EXPANDING THE ASIAN AMERICAN CIRCLE
Traditionally, Asian cultures can be quite “closed.” We don’t share failures, weaknesses, or emotions, because it’s considered shameful to do so. We keep everything bottled inside us, and if we do tell anybody, it doesn’t go much beyond our tightest circles of family and friends.
Don’t get me wrong — great strength exists in the family and community emphasis among Asian Americans. The point is not to break up a strong circle, but to expand it to include other groups and possibilities. How much are we missing, if we keep our minds and lives so closed?
Just as importantly, how much might we be holding back that others need to see and hear? What about our values and legacy? It is easy to lament the lack of Asian representation in history books and popular culture, and to feel bitter about stereotypes and discrimination.
But each moment we sit in silence is a page of history that passes us by, devoid of our voice and story. Each caricature in the media is a distorted image, waiting to be restored into a beautiful one. Will we have the courage to break out of our pockets of safety and paralysis, and bring all we have to offer to the world?
How big are your circles? Do they include only those of your ethnicity, age group, social class, denomination, or worldview? What does your “city on a hill” that shines light to the world look like? Does it radiate with the brilliance of many colors, or just one?
Remember Jesus, whose circles were wide enough to include the most despised and marginalized of society — from tax collectors and prostitutes — to Samaritans and lepers. Remember His circles included the most educated and wealthy of His time, from Nicodemus to Saul, the most zealous Pharisee of all.

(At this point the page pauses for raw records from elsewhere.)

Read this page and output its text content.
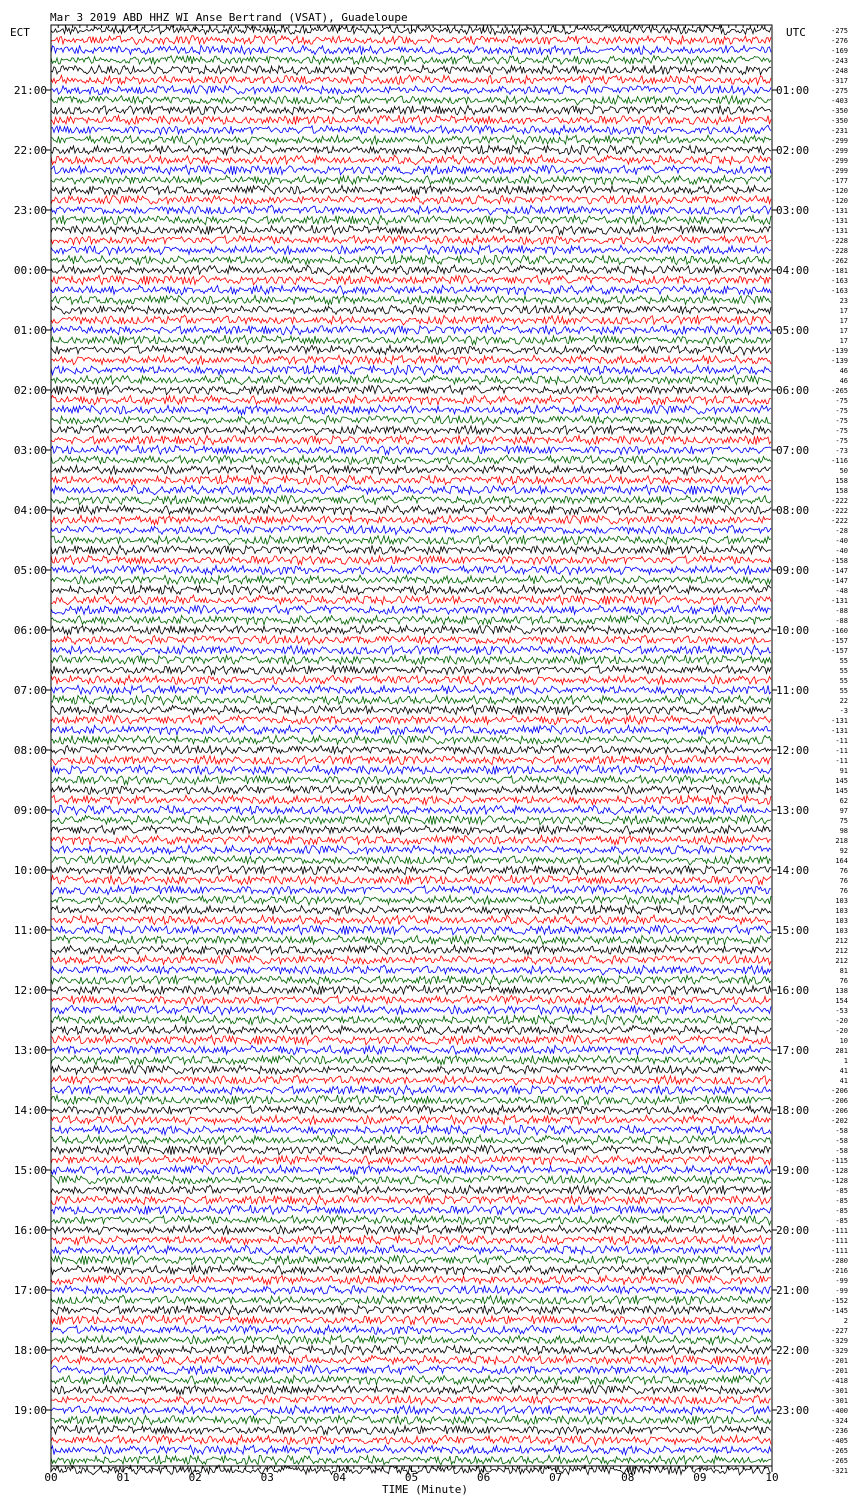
Mar 3 2019 ABD HHZ WI Anse Bertrand (VSAT), Guadeloupe
ECT	UTC
21:00
22:00
23:00
00:00
01:00
02:00
03:00
04:00
05:00
06:00
07:00
08:00
09:00
10:00
11:00
12:00
13:00
14:00
15:00
16:00
17:00
18:00
19:00
01:00
02:00
03:00
04:00
05:00
06:00
07:00
08:00
09:00
10:00
11:00
12:00
13:00
14:00
15:00
16:00
17:00
18:00
19:00
20:00
21:00
22:00
23:00
-275
-276
-169
-243
-248
-317
-275
-403
-350
-350
-231
-299
-299
-299
-299
-177
-120
-120
-131
-131
-131
-228
-228
-262
-181
-163
-163
23
17
17
17
17
-139
-139
46
46
-265
-75
-75
-75
-75
-75
-73
-116
50
158
158
-222
-222
-222
-28
-40
-40
-158
-147
-147
-48
-131
-88
-88
-160
-157
-157
55
55
55
55
22
-3
-131
-131
-11
-11
-11
91
145
145
62
97
75
98
218
92
164
76
76
76
103
103
103
103
212
212
212
81
76
138
154
-53
-20
-20
10
281
1
41
41
-206
-206
-206
-202
-58
-58
-58
-115
-128
-128
-85
-85
-85
-85
-111
-111
-111
-280
-216
-99
-99
-152
-145
2
-227
-329
-329
-201
-201
-418
-301
-301
-400
-324
-236
-405
-265
-265
-321
00	01	02	03	04	05	06	07	08	09	10
TIME (Minute)
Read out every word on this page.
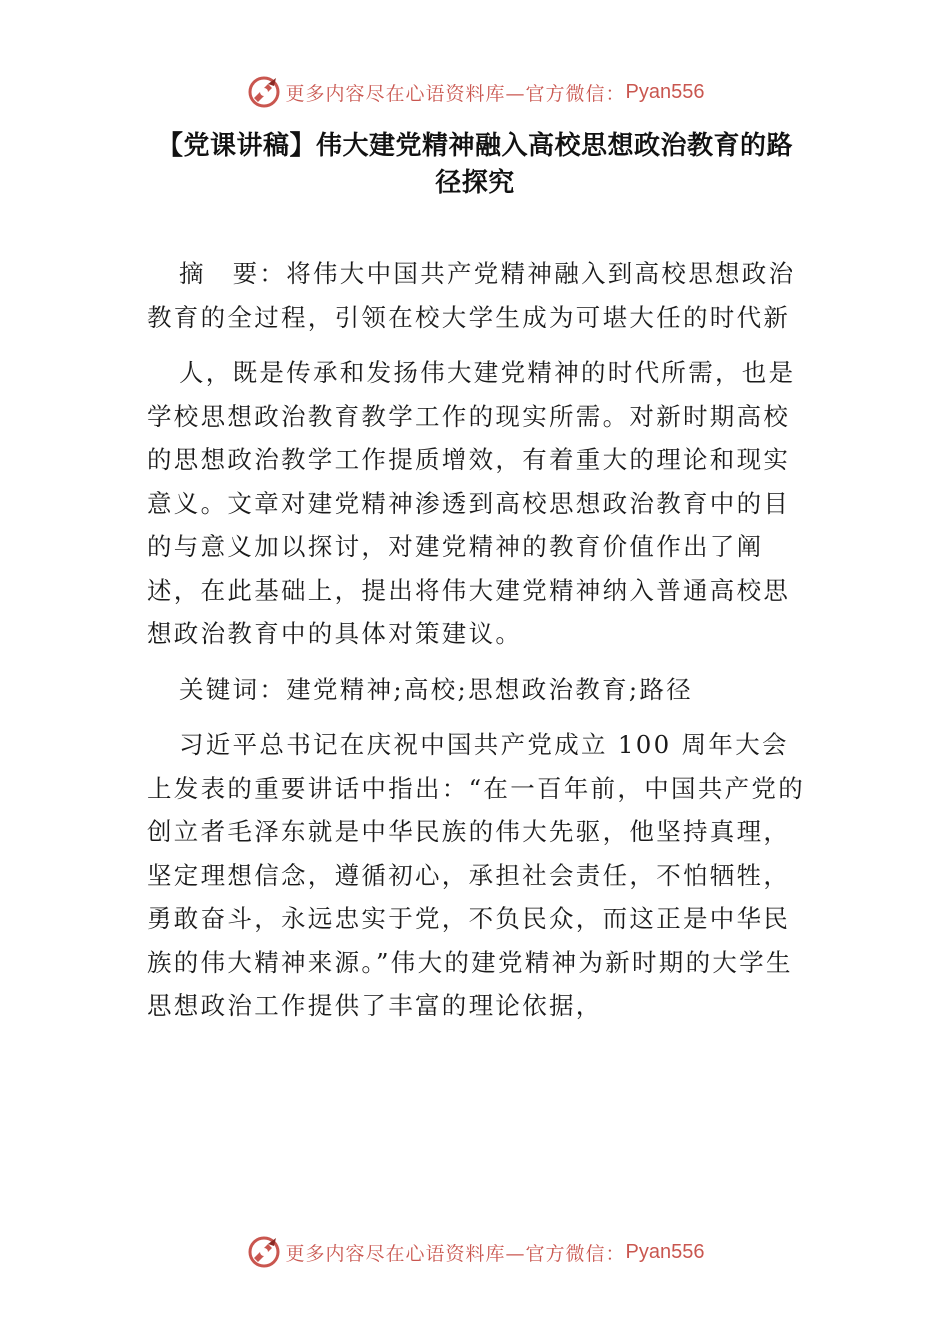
更多内容尽在心语资料库—官方微信： Pyan556
【党课讲稿】伟大建党精神融入高校思想政治教育的路径探究

摘　要：将伟大中国共产党精神融入到高校思想政治教育的全过程，引领在校大学生成为可堪大任的时代新

人，既是传承和发扬伟大建党精神的时代所需，也是学校思想政治教育教学工作的现实所需。对新时期高校的思想政治教学工作提质增效，有着重大的理论和现实意义。文章对建党精神渗透到高校思想政治教育中的目的与意义加以探讨，对建党精神的教育价值作出了阐述，在此基础上，提出将伟大建党精神纳入普通高校思想政治教育中的具体对策建议。

关键词：建党精神;高校;思想政治教育;路径

习近平总书记在庆祝中国共产党成立 100 周年大会上发表的重要讲话中指出：“在一百年前，中国共产党的创立者毛泽东就是中华民族的伟大先驱，他坚持真理，坚定理想信念，遵循初心，承担社会责任，不怕牺牲，勇敢奋斗，永远忠实于党，不负民众，而这正是中华民族的伟大精神来源。”伟大的建党精神为新时期的大学生思想政治工作提供了丰富的理论依据，

更多内容尽在心语资料库—官方微信： Pyan556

Jesus’ love knew no bounds, even though his closest friends deserted him and those he had come to save beat him, leaving him alone to cry out, “My God, my God, why have you forsaken me?”
Much pain permeates the history and psyche of our Asian American identity and culture, and many of us have known shame and marginalization on deep levels. As we reflect on the meaning of true community, let us bring our suffering to the foot of the cross, to the One who was ostracized so that all might have access to God.
In Christ alone may we find the grace to transform our pain into a courageous and unbounded love.